The person chosen for this case study (CS) was a 48 year old male diagnosed with Relapsing-Remitting Multiple Sclerosis (MS) 18 years ago. Due to the ceasing of relapses and a gradual deterioration of symptoms and physical presentation the CS was diagnosed with Secondary Progressive MS 8 years ago.
MS is a chronic immune-mediated inflammatory condition of the central nervous system (CNS). It affects approximately 100,000 people in the UK (NICE 2014). The progression of the disease is unpredictable but can have a severe impact on functioning and quality of life. MS affects quality rather than duration of life (Buckley 2008). MS presents with varying signs and symptoms. The CS had typical disease symptoms of weakness in lower limbs and upper limbs, spasms and areas of increased tone, bladder and bowel dysfunction and most significantly, fatigue.
The CS was a full time wheelchair user requiring assistance from his wife for all activities of daily living (ADLS). He had recently given up driving his adapted vehicle due to fatigue levels and worries about reaction times. The CS had been fully dependent on a wheelchair for the last 10 years, although can transfer through a pull up into standing and a fast pivot to get onto his stair lift.
The CS had taken part in no regular structured exercise apart from weekly Physiotherapy sessions. These sessions involved elements of exercise e.g. assisted stands, active-assisted lower limb activation, sitting balance and posture work. The CS had, over recent years, felt a significant deterioration in his physical presentation and on occasions feels low in mood.
The exercise programme comprised both cardiovascular components and resistance training.
Passive and active-assisted stretches were carried out during and at the end of the session with the aid of the Physiotherapist.
The prescription was made under guidance the ACSM (2014) recommendations for people with MS:
To take part in cardiovascular activity 3-5 days a week within 40-70% of heart rate reserve (HRR) for 20-60 minutes per session.
Resistance training should be carried out 2-3 days per week, within 60-80% of one repetition maximum (1RM). 1-2 sets with 8- 15 repetitions.
Due to the sedentary lifestyle that the CS had before beginning this project, lower ends of the guidelines were utilised for week one. The CS progression was based on the individuals’ tolerance, physiological and subjective positive responses to the exercise. Cardiovascular aspects of the programme were increased as per ASCM guidance of 5-10 minutes every one-2 weeks for the first 4 weeks. Blood pressure, HR and RPEs were monitored closely throughout.
The results of this four week programme showed an improvement in all subjective and objective outcome measures used.

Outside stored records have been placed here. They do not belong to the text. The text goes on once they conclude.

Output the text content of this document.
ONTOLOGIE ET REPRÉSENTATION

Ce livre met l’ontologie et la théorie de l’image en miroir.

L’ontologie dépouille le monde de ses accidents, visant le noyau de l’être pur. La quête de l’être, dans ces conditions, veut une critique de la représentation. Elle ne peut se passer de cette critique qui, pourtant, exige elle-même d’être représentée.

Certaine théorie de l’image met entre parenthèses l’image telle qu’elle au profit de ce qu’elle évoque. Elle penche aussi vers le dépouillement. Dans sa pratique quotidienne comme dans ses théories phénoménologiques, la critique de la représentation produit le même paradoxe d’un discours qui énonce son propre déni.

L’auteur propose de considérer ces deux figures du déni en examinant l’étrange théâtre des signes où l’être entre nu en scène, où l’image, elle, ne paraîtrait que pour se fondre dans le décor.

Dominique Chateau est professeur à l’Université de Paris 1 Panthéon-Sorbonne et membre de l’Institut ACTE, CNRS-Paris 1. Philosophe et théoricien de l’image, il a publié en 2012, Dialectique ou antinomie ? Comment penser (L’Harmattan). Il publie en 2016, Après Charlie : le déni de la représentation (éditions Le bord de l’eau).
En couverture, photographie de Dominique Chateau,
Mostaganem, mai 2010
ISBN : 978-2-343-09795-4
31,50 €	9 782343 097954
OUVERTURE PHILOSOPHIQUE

FSS results, PEFR, upper limb active ROM and RPE scores on active cycling showed the most dramatic improvements. Blood pressure readings slightly reduced over the four week period. Blood Pressure was monitored before each session to ensure safety to perform exercise. Readings varied between 140/90 to 135/85 (see Table 4). By week four the CS diastolic pressure was reading consistently at 85 mmHg. The CS still remains in the ‘Pre hypertensive’ range of blood pressure readings (ACSM) but the no further ‘Stage 1 hypertensive’ readings were recorded after the first session. It was assumed that this was a one off reading due to anxiety of preparing for exercise. Resting heart rate remained consistently at 80 beats per minute throughout this study. When exercising the maximum heart rate achieved was to 136 beats per minute and the CS RPE at this intensity was measured at “16-17; hard-very hard”.
The CS responded well to all aspects of the exercise programme. There were no detrimental effects noted. Research suggests that MS sufferers recover from sessions “normally” despite altered muscle performance. Throughout the programme physiological responses were appropriate for the RPE scale noted. Although temperature regulation is an consideration for MS response to exercise this was not a problem for the CS. At the mid point there were improvements in all outcome measures and it was deemed safe to increase the amount of time spent exercising and the weight during resistance training. The CS showed physical adaptations similar to those without neurological disease. It could be predicted that the physical adaptations of further exercise may not be as dramatic as the first four weeks. The CS began from a very sedentary lifestyle to a huge increase in activity levels which is sure to have a significant effect of physiological response. It is thought that lack of physical activity is related to worsening of symptoms and it might be inferred that the improvement in physical functioning could just be a result of a general increase in activity levels for the CS.
Resistance training weight increased more than was planned. This was due to the difficultly establishing 1 repetition maximum in the first week. The CS found the technique and machinery difficult at first, having never been to a gym before. It took until week two for the CS to feel completely comfortable with this. The resistance work was found to be most helpful in terms of function for the CS. It was found that working multiple muscle groups in functional patterns of movement have helped in ADLs. Rotational pull downs and chest press assisted in reaching for a seat belt, lifting and rotating for a laptop and maintenance of elbow extension for tasks.